Op het hoogste punt staat een schitterend kruisbeeld, van leisteen gemaakt: le Croix Sainte-Catherine de Tigeonville. Het dateert uit 1820, is 4 meter hoog en is opgericht door Jean-François Willem de Tigeonville (1778-1837) en zijn echtgenote Marie-Catherine Olkès (1785-1841). Het is gemaakt in de trant van de beroemde kruisen van Ottré: de steenhouwers van Ottré (een dorpje ten westen van Vielsalm) zijn beroemd door hun manier van grafzerken houwen uit leisteen, wat bijzondere vaardigheden vereiste!

Van hier dalen we vrij steil af naar Grand-Halleux, waar we de slager vereren met een bezoek…

We verlaten het dorp via een landweg en lopen een stukje van de GRP 571: een regionale lange afstandswandelroute (Grande Randonnée de Pays) die de prachtige valleien van de Amblève, de Salm en de Lienne met elkaar verbindt en de naam Tour des Vallées des Légendes draagt…

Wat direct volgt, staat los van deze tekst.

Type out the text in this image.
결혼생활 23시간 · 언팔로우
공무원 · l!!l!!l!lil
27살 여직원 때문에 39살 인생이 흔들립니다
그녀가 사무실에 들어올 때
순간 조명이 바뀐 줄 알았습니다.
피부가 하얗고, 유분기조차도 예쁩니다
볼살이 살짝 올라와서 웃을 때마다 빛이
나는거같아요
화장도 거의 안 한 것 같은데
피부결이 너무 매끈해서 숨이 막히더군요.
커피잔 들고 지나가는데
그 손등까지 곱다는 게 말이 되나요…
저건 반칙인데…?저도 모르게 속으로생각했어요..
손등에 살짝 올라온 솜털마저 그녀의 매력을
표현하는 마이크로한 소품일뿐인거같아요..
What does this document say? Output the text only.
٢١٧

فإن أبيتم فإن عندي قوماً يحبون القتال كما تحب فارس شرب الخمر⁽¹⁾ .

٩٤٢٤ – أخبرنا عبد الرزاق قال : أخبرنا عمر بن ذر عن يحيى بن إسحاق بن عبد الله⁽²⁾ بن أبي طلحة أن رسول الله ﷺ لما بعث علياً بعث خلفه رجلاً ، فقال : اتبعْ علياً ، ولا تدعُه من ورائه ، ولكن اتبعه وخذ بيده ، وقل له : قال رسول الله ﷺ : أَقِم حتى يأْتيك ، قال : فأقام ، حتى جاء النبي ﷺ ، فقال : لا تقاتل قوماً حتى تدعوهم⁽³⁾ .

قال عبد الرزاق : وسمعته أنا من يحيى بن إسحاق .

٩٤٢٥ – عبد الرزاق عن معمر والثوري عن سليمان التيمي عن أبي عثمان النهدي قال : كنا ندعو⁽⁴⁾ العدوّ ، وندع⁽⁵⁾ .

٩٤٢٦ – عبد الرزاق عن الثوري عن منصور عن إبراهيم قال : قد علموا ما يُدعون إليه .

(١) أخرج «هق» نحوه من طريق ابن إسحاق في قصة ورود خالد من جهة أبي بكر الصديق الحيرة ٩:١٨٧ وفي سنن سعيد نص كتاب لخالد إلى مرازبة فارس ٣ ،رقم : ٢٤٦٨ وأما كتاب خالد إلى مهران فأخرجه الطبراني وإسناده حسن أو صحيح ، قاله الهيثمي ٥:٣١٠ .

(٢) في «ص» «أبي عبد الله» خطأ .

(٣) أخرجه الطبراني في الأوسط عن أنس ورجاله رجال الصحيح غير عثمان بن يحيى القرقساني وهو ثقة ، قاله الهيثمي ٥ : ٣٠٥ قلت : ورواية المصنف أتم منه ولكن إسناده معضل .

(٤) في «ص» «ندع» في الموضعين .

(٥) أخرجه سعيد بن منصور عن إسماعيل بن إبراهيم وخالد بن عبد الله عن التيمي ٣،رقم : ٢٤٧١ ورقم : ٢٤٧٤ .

Weldra lopen we weer tussen de weilanden boven Ennal, waar de koeien af en toe klagelijk loeien; ook zij hebben last van de regen en de kou… en van hun ondeugende kalfjes die het presteren onder het prikkeldraad door te kruipen en de wereld buiten het weiland te verkennen. Dat wordt door de moeders niet gewaardeerd!

Net voor we afdalen naar ons huisje, spreken we een jong boerenstel: of we Engels of Vlaams willen praten, want ze komen uit Letland. Ze werken op de boerderij van de vleeshandelaar uit de Kempen… Hoezo lokale werkverschaffing!? Zijn de mensen uit de streek niet geïnteresseerd in dit werk? Of zijn ze te duur…?

Na de lunch gaan dochterlief en ik wederom samen op stap, vrouwlief loopt een stukje mee en keert dan via een kortere route terug naar Ennal. Het weer lijkt wat op te knappen, af en toe komt de zon tevoorschijn maar de regen is zeker niet uit de lucht… De zwaluwen vliegen erg laag.

Al dat hemelwater laat zijn sporen na in het bos…

Wij lopen vandaag opnieuw naar Logbiermé maar dan langs een andere route. Voorbij de gué over de Ruisseau de Mont-le-Soie kiezen we nu voor een pad aan de andere kant van de Ruisseau du Poncay. Eerst is het een vrij brede, lelijke bosweg, die zelfs lijkt dood te lopen; vanaf die plek gaat er echter een klein, spannend paadje omhoog, eerst pal naast het riviertje maar al gauw klimt het pad ervan weg. We komen op een ander paadje en dat voert ons verder omhoog tot we op een breed bospad komen bij een open plek in het bos.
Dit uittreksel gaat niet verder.